Macrophage polarisation to anti-inflammatory state in central nervous system after chondroitinase ABC treatment

Abstract

The microenvironment of the injured spinal cord activates macrophages to acquire pro-inflammatory M1 polarization with but transient and few acquiring anti-inflammatory M2 polarization. Given our observation of lowered numbers of pro-inflammatory macrophages/microglia following chondroitinase ABC (ChABC) treatment of the hemisected cord in a rat model, we hypothesized that chondroitin sulfate proteoglycans upregulated in the injured environment influences the balance between M1 and M2 polarization states. To test this, macrophages were derived from collections of bone marrow from adult rats and stimulated with lipopolysaccharide to trigger transition to the pro-inflammatory state. Following acute treatment of the cultures with ChABC versus vehicle control, RNA was recovered from the macrophage cultures for RT-PCR analysis of expression of polarization markers. Such M1 markers as inducible nitric oxide synthase and CD86 were found to be lowered in the ChABC-treated samples.
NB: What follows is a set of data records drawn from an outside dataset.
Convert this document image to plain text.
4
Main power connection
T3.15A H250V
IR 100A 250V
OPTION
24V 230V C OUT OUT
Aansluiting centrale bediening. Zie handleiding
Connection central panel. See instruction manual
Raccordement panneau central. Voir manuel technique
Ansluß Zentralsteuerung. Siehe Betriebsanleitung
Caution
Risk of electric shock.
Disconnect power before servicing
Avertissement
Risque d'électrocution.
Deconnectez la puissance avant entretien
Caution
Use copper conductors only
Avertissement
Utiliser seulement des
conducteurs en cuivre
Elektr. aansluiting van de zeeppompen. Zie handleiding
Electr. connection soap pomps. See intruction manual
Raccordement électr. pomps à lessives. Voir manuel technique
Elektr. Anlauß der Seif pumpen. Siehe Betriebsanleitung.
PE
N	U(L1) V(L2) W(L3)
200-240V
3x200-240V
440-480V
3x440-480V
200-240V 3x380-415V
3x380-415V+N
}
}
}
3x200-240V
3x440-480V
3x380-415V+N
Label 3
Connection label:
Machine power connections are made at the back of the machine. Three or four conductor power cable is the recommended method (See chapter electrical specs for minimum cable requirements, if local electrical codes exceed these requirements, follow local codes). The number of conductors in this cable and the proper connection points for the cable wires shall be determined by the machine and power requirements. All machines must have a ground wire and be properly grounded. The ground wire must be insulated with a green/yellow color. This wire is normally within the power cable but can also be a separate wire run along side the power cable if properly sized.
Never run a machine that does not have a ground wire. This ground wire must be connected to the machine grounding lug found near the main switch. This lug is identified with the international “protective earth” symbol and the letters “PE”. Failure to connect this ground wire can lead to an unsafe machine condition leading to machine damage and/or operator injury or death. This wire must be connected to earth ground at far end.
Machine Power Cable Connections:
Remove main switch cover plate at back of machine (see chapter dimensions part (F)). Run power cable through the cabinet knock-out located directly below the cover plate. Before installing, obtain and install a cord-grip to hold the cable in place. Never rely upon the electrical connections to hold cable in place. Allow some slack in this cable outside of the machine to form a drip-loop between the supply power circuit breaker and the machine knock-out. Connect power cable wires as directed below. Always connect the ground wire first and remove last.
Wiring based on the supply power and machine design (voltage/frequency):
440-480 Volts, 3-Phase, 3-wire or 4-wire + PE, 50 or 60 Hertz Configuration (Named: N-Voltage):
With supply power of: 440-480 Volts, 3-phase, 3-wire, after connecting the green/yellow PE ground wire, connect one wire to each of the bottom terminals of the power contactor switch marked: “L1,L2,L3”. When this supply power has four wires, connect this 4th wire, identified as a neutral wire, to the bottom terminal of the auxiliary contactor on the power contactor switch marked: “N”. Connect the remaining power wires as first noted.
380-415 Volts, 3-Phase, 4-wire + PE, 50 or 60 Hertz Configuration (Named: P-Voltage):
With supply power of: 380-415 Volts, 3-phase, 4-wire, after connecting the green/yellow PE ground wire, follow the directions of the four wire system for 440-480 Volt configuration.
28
In contrast, such M2 markers as arginase-1, CCL22 and IL10 were found to be higher. Experiments with the rat model revealed that ChABC treatment of the injured cord environment resulted in increased level of the IL10 transcript as compared to the vehicle control. The results so far support the hypothesis and add impetus to find strategies that shift the M1:M2 polarization as a therapeutic goal.